Edge and Artificial Intelligence

With AI at the edge, not only can network nodes ingest a range of sensor, video, and other input data and output real-time decisions, the millisecond latency of 5G technology allows those responses to be integrated in control applications. Edge AI will allow real time operations including data creation, decision, and action where milliseconds matter. Real time operations are important for self-driving cars, robots, and many other areas.

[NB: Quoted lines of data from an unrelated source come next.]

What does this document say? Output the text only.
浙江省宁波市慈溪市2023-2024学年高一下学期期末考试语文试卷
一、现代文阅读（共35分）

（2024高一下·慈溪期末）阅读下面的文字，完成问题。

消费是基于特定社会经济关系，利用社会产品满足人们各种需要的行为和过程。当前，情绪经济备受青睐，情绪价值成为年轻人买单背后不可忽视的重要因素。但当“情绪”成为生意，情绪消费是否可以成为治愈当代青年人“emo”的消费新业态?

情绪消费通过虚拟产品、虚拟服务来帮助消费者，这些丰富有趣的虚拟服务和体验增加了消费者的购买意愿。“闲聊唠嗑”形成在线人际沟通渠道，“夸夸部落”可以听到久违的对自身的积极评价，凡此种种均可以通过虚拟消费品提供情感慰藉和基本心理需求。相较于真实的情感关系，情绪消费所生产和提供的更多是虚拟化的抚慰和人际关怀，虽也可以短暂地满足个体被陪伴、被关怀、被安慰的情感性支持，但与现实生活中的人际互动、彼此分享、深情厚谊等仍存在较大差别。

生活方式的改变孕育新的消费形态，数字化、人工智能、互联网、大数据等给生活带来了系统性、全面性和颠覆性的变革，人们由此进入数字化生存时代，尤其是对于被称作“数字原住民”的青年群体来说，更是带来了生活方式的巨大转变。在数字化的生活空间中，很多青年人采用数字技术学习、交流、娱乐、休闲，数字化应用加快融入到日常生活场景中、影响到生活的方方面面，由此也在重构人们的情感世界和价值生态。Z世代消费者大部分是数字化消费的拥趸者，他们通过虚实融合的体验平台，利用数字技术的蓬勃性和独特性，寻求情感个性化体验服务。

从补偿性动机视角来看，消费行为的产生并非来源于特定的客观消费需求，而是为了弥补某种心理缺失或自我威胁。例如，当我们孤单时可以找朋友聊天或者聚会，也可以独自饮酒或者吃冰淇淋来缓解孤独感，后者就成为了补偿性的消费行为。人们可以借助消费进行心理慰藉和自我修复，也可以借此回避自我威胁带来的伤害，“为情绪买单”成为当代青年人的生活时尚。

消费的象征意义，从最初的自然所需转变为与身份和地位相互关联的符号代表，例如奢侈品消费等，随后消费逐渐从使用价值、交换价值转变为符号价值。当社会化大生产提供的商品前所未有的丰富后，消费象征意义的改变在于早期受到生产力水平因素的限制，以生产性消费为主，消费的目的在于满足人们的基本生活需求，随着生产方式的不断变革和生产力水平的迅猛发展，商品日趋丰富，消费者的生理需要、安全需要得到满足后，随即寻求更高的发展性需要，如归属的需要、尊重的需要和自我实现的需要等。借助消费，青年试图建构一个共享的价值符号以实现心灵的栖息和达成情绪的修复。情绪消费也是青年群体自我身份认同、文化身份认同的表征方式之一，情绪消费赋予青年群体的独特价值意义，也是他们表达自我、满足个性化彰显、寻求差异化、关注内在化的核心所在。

More AI is being incorporated into edge devices, from Internet of Things (IoT) devices to smartphones, as AI algorithms improve.
Artificial intelligence (AI) is a data-heavy, compute-intensive technology – a perfect candidate for edge computing. Edge benefits AI by helping overcome the technological challenges associated with AI-enabled applications and it is specifically well positioned to deliver on: Reduced data transfer to the central cloud: Machine learning algorithms must ingest very large amounts of data in order to detect trends and provide accurate recommendations. Rather than streaming all of this to the cloud, more processing can happen at the edge, thus reducing backhaul costs.
Real-time decision making (with reduced latency) : where machine learning is triggering real-time actions, latency must be kept to a minimum. Rather than streaming all raw data to a remote cloud for centralised processing, edge computing can enable these decisions to be made close to the source of the data and resulting actions triggered at the edge:
Local data storage and processing. By using edge computing, sensitive or proprietary information, such as customer location data, is stored locally rather than in the cloud. By performing AI at the edge, only aggregated data sets and key insights need to be streamed to the cloud and the rest of the data is remains local.
When instantaneous action is required viz. braking in self-driving cars with near-zero latency, Edge becomes an optimal option. MCUs (Micro Controller Unit) are very low-cost tiny computational devices. They are often found in the heart of IoT edge devices. They hold a large amount of idle untapped potential. This power can be perfectly tapped by AI. AI can be added to Edge devices.
AI has become a major player in the market for adoption of edge computing. Sensitive data that could not be sent to the cloud for analysis and processing is also handled at the edge.
Edge computing has been able to deliver three essential capabilities, that of faster decision making, filtered data transfer and local data processing. Since most decision- making has recently been taking advantage of AI, edge is becoming the perfect destination for deploying machine learning models trained in the cloud.
For services and applications that require exceptionally low latency or have a limited “pipe” through which to pipe data, there are some downsides to the cloud that are better addressed at the edge.